Além disso, próximas concessões nos municípios precisam buscar principalmente estes dois componentes. Primeiro, entender que o sistema de oferta de transporte coletivo deve ser realizado em nível metropolitano e não somente municipal. Transporte Rodoviário e Urbano precisam estar integrados junto com estacionamentos e bicicletários. Segundo, ofertar um sistema de transporte coletivo misto – por demanda como aplicativos de carro e convencional – como já é realizado. Munícipios brasileiros como Goiana, Fortaleza e São Bernardo do Campo são nossas referências. Veículos novos e menores associado a um sistema eletrônico de pagamento torna o sistema mais eficiente, integrado e transparente.

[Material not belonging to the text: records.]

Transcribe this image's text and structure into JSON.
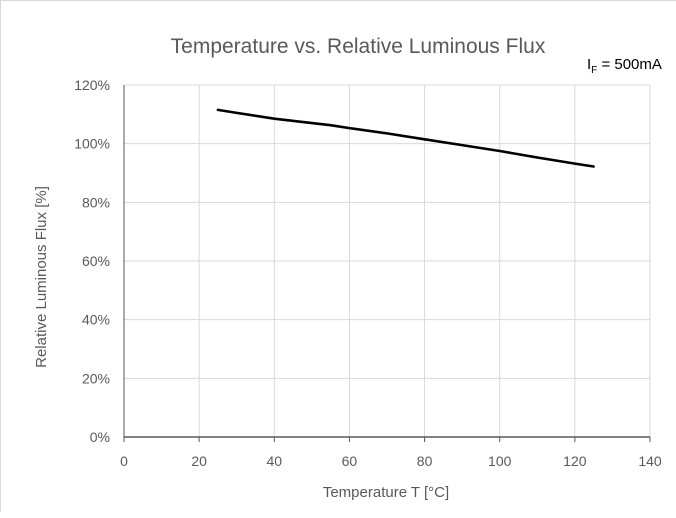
{
  "chart_data": {
    "type": "line",
    "title": "Temperature vs. Relative Luminous Flux",
    "annotation": {
      "symbol": "I",
      "subscript": "F",
      "text": " = 500mA"
    },
    "xlabel": "Temperature T [°C]",
    "ylabel": "Relative Luminous Flux  [%]",
    "xlim": [
      0,
      140
    ],
    "ylim": [
      0,
      120
    ],
    "xticks": [
      0,
      20,
      40,
      60,
      80,
      100,
      120,
      140
    ],
    "yticks": [
      0,
      20,
      40,
      60,
      80,
      100,
      120
    ],
    "ytick_labels": [
      "0%",
      "20%",
      "40%",
      "60%",
      "80%",
      "100%",
      "120%"
    ],
    "grid": true,
    "colors": {
      "line": "#000000",
      "grid": "#d9d9d9",
      "axis": "#595959",
      "text": "#595959"
    },
    "series": [
      {
        "x": [
          25,
          30,
          40,
          50,
          55,
          60,
          70,
          80,
          90,
          100,
          110,
          120,
          125
        ],
        "y": [
          111.5,
          110.5,
          108.5,
          107,
          106.3,
          105.3,
          103.5,
          101.5,
          99.5,
          97.5,
          95.3,
          93.2,
          92.2
        ]
      }
    ]
  }
}
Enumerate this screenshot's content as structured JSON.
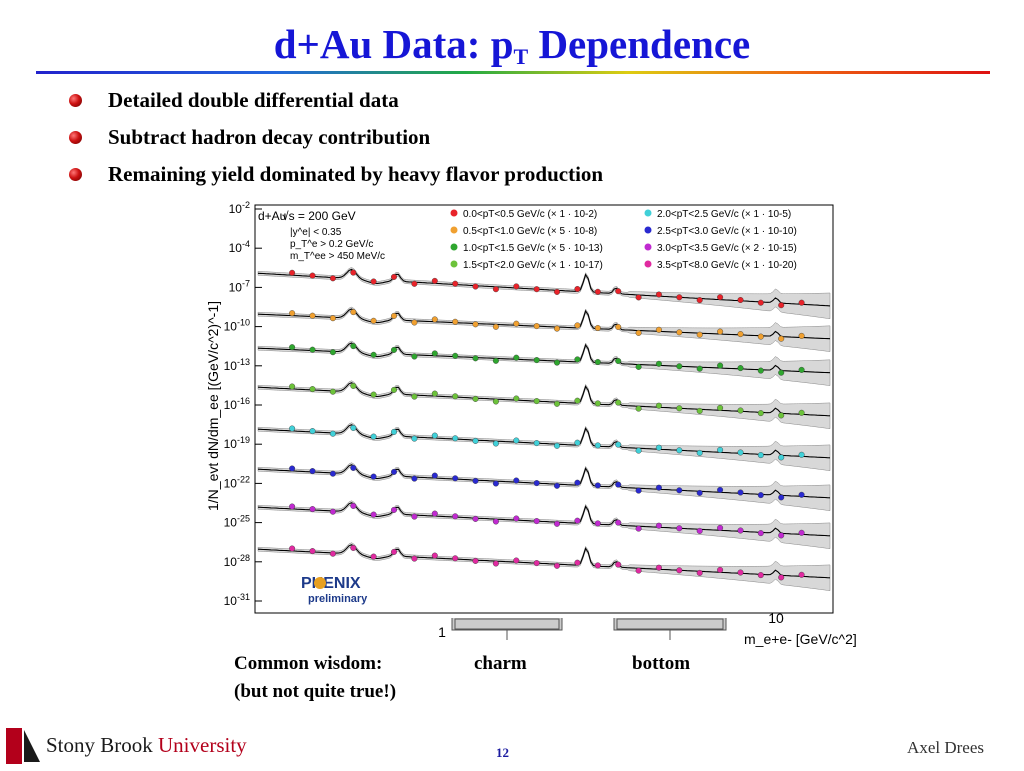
{
  "slide": {
    "title_main": "d+Au Data:  p",
    "title_sub": "T",
    "title_tail": " Dependence",
    "bullets": [
      "Detailed double differential data",
      "Subtract hadron decay contribution",
      "Remaining yield dominated by heavy flavor production"
    ],
    "notes": {
      "common": "Common wisdom:",
      "not_true": "(but not quite true!)",
      "charm": "charm",
      "bottom": "bottom"
    },
    "footer": {
      "logo_a": "Stony Brook ",
      "logo_b": "University",
      "page": "12",
      "author": "Axel Drees"
    }
  },
  "chart_data": {
    "type": "line",
    "ylabel": "1/N_evt dN/dm_ee [(GeV/c^2)^-1]",
    "xlabel": "m_e+e- [GeV/c^2]",
    "y_scale": "log",
    "x_scale": "log",
    "y_ticks": [
      "10-2",
      "10-4",
      "10-7",
      "10-10",
      "10-13",
      "10-16",
      "10-19",
      "10-22",
      "10-25",
      "10-28",
      "10-31"
    ],
    "x_ticks": [
      "1",
      "10"
    ],
    "legend_placement": "top",
    "info": {
      "system": "d+Au",
      "energy": "√s = 200 GeV",
      "cuts": [
        "|y^e| < 0.35",
        "p_T^e > 0.2 GeV/c",
        "m_T^ee > 450 MeV/c"
      ]
    },
    "series": [
      {
        "name": "0.0<pT<0.5 GeV/c (× 1 · 10-2)",
        "color": "#e8232a",
        "offset_decade": -9
      },
      {
        "name": "0.5<pT<1.0 GeV/c (× 5 · 10-8)",
        "color": "#f0a030",
        "offset_decade": -12
      },
      {
        "name": "1.0<pT<1.5 GeV/c (× 5 · 10-13)",
        "color": "#2fa62f",
        "offset_decade": -15
      },
      {
        "name": "1.5<pT<2.0 GeV/c (× 1 · 10-17)",
        "color": "#6cc23a",
        "offset_decade": -18
      },
      {
        "name": "2.0<pT<2.5 GeV/c (× 1 · 10-5)",
        "color": "#40d0d8",
        "offset_decade": -21
      },
      {
        "name": "2.5<pT<3.0 GeV/c (× 1 · 10-10)",
        "color": "#2a2ad0",
        "offset_decade": -24
      },
      {
        "name": "3.0<pT<3.5 GeV/c (× 2 · 10-15)",
        "color": "#c02ad0",
        "offset_decade": -27
      },
      {
        "name": "3.5<pT<8.0 GeV/c (× 1 · 10-20)",
        "color": "#e02aa0",
        "offset_decade": -30
      }
    ],
    "logo": {
      "name": "PHENIX",
      "subtitle": "preliminary"
    }
  }
}
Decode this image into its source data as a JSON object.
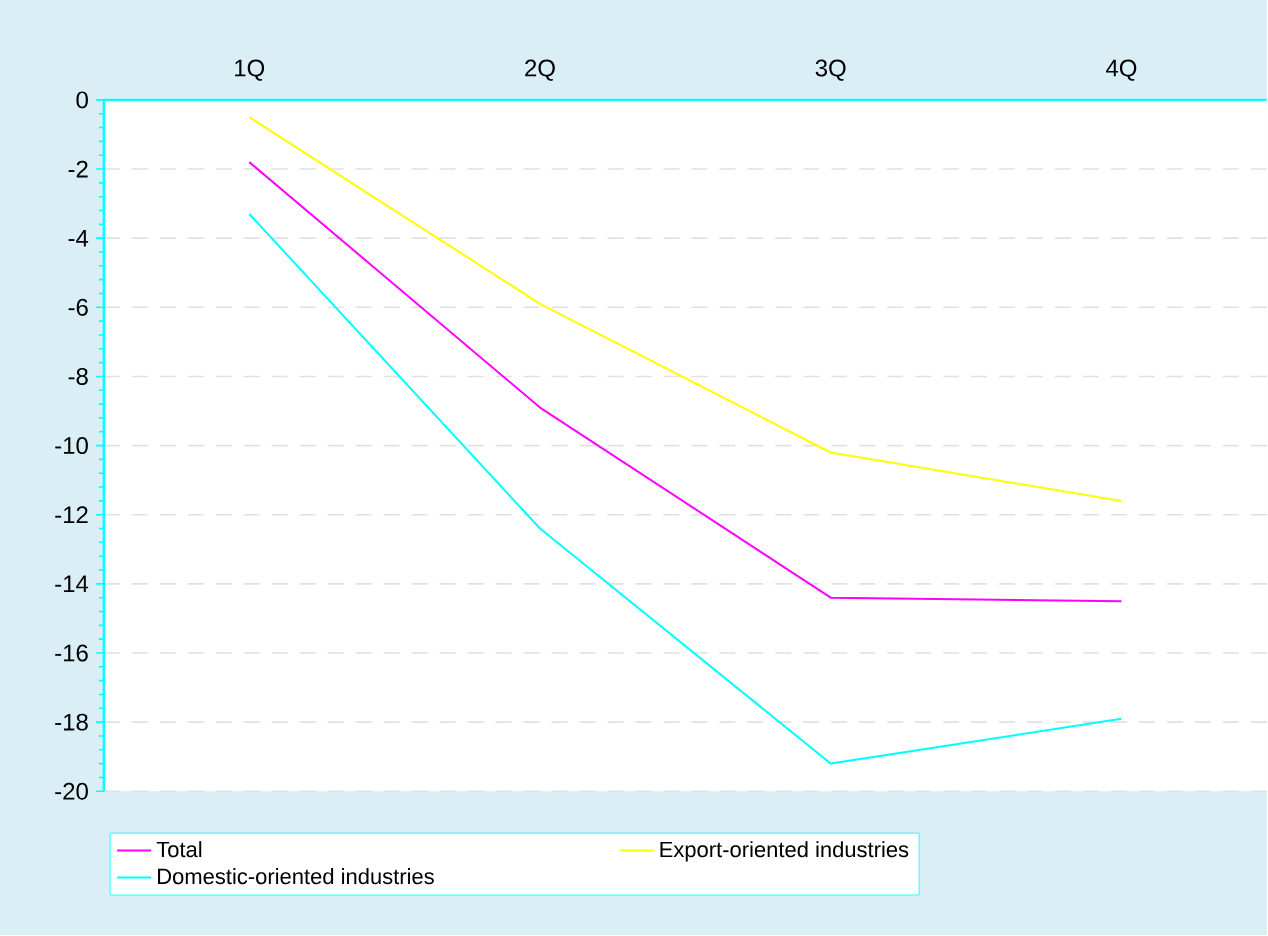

Para implementar os desafios do Transporte Público Inteligente e Sustentável após Covid 19, é necessário um trabalho de resiliência comunitária. Se a comunidade não for preparada o assunto não vai avançar. Explico citando (Mancini & Bowen, 2009), na qual afirma: “A resiliência comunitária é a capacidade das comunidades de lidar e se adaptar no contexto de desafios e adversidades, de maneira a promover a conquista bem-sucedida dos seus resultados desejados. ”
A resiliência comunitária acontece através da organização social e da sinergia comunitária. Essa “nova” organização social deve ser envolvida, para se sentir segura e adaptada. Os mesmos autores acima refletem sobre os contextos que devem ser considerados para que a comunidade entenda as mudanças.
A atual pandemia é um contexto. Já a sinergia comunitária é caracterizada pela alta competência coletiva e alta responsabilidade compartilhada. Atendendo estas duas características, teríamos a probabilidade de demonstrar maior capacidade comunitária de aceitar e realmente mudar.
O pressuposto é a mudança do status quo das pessoas e da comunidade. O ponto de alavancagem é através das redes informais (família, amigos, vizinhos e colegas de trabalho), e formais (organização, escolas, hospitais, empresas). Quanto mais inserirmos as informais nas formais, mais recíprocas serão as relações sociais, e mais efetivas serão as ações desafiadas.
Por fim, liderança e comunidade precisam se sintonizar. Liderança forte com comunidade desengajada produz conflito. Liderança fraca e comunidade engajada gera tragédia. Liderança e comunidade fortes produzem resultados e valores capazes de promover as mudanças necessárias com propósito e boa conexão.